Papel de Arbol

miércoles, 30 de diciembre de 2015

Tensión social en la minería por casos de La Oroya y Tía María

  • “Yo creo que la lucha es un fin. Cualquiera que sea el resultado del combate, los indios de los Andes centrales han vencido”, Manuel Scorza, en Redoble por Rancas.
    Sondeos de opinión realizados por la ONG Labor indican que los responsables de la caótica realidad de La Oroya son el gobierno y la minera Doe Run.
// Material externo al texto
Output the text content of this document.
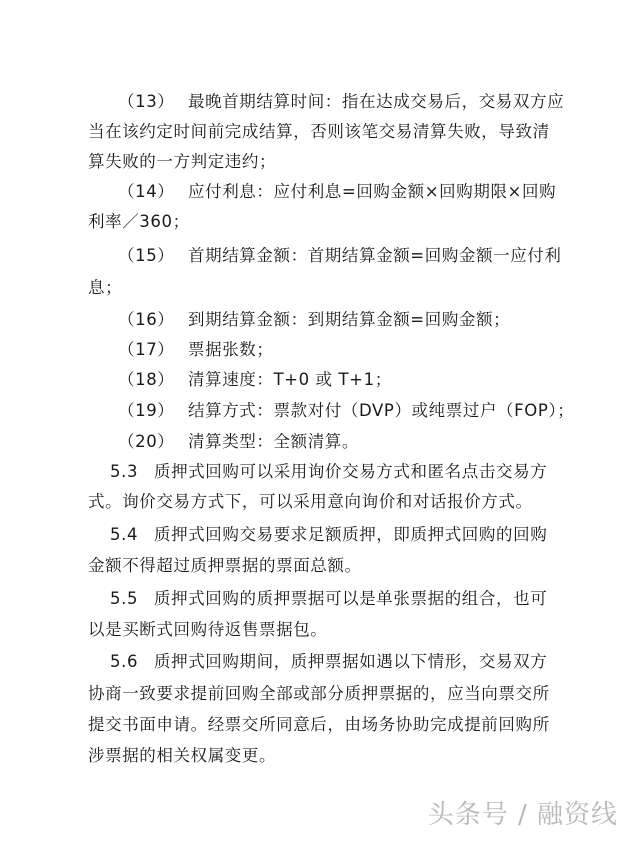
（13） 最晚首期结算时间：指在达成交易后，交易双方应
当在该约定时间前完成结算，否则该笔交易清算失败，导致清
算失败的一方判定违约；
（14） 应付利息：应付利息=回购金额×回购期限×回购
利率／360；
（15） 首期结算金额：首期结算金额=回购金额一应付利
息；
（16） 到期结算金额：到期结算金额=回购金额；
（17） 票据张数；
（18） 清算速度：T+0 或 T+1；
（19） 结算方式：票款对付（DVP）或纯票过户（FOP）；
（20） 清算类型：全额清算。
5.3 质押式回购可以采用询价交易方式和匿名点击交易方
式。询价交易方式下，可以采用意向询价和对话报价方式。
5.4 质押式回购交易要求足额质押，即质押式回购的回购
金额不得超过质押票据的票面总额。
5.5 质押式回购的质押票据可以是单张票据的组合，也可
以是买断式回购待返售票据包。
5.6 质押式回购期间，质押票据如遇以下情形，交易双方
协商一致要求提前回购全部或部分质押票据的，应当向票交所
提交书面申请。经票交所同意后，由场务协助完成提前回购所
涉票据的相关权属变更。
头条号 / 融资线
La comunidad exige que el Estado debe buscar un nuevo administrador para el complejo, pero en el camino surge una advertencia. El Tratado de Libre Comercio que firmó el Perú con los Estados Unidos protege las inversiones norteamericanas en suelo nacional, como las de Doe Run.

El inicio de la producción en Toromocho, los avances en las Bambas y la ampliación de Cerro Verde son logros del sector.
El plantón de hace dos días de los transportistas que exigen el mejoramiento de las vías de La Oroya, la inacción del Ministerio de Energía y Minas en el caso Doe Run y el enfrentamiento entre inversionistas en el proyecto aurífero Ollachea, perjudican la concertación entre el Estado, el capital y la comunidad.
Un promedio de casi 50 transportistas que van de La Oroya a Yauli realizaron un plantón en el sector de Arapa, porque las fuertes lluvias de esta época del año, ponen en riesgo la vida de los viajeros y conductores, en un clima exacerbado por la falta de solución al problema de la inactividad de la fundición de La Oroya, a cargo de Doe Run.
INACCIÓN
El Poder Ejecutivo anunció hace más de tres meses que analizaría el caso de Doe Run Perú, minera que continúa teniendo problemas en sus operaciones a pesar de que un grupo de empresas lanzó un rescate financiero de la compañía, informó esta semana la ministra de la Producción, Elena Conterno.
“Hay que analizar la situación de Doe Run, pues es importante ver los compromisos establecidos y lo que ha pasado con el cumplimiento de los mismos ya que había un acuerdo”, manifestó a la agencia Andina.
El pasado 2 de abril, un grupo de empresas mineras anunció que avalaría dos operaciones de crédito para financiar con 175 millones de dólares a Doe Run, con el objetivo de asegurar la continuidad de sus operaciones en su fundición ubicada en La Oroya (Junín).
Sin embargo, la Compañía de Minas Buenaventura, acreedor de Doe Run, dijo que esta última está incumpliendo con lo que se había comprometido y que los plazos programados con sus proveedores ya estarían vencidos.
LIQUIDACIÓN
La Junta de Acreedores de la minera Doe Run Perú (DRP) acordó por mayoría modificar mediante una adenda el convenio de liquidación de DRP, con el fin de buscar una pronta solución para reactivar el Complejo Metalúrgico de La Oroya (CMLO) y la unidad minera Cobriza.
Luis Castillo Carlos, representante de los acreedores laborales, solicitó que a la brevedad posible se convoque a una próxima reunión de Junta de Acreedores.
Rosario Patiño, representante del MEM, solicitó que la administración evalúe estos temas y alcance a la Junta de Acreedores algunas propuestas respecto al informe que permitan continuar con el proceso de venta de la CMLO y la unidad minera Cobriza.
ADEMÁS
La violencia en Tía María alejó las inversiones del Sur, reforzó el clima de desconcierto en La Oroya, y la Minera EIRL, con el conflicto en el proyecto aurífero Ollachea, distancian las inversiones, según la ONG Labor especializada en el sector.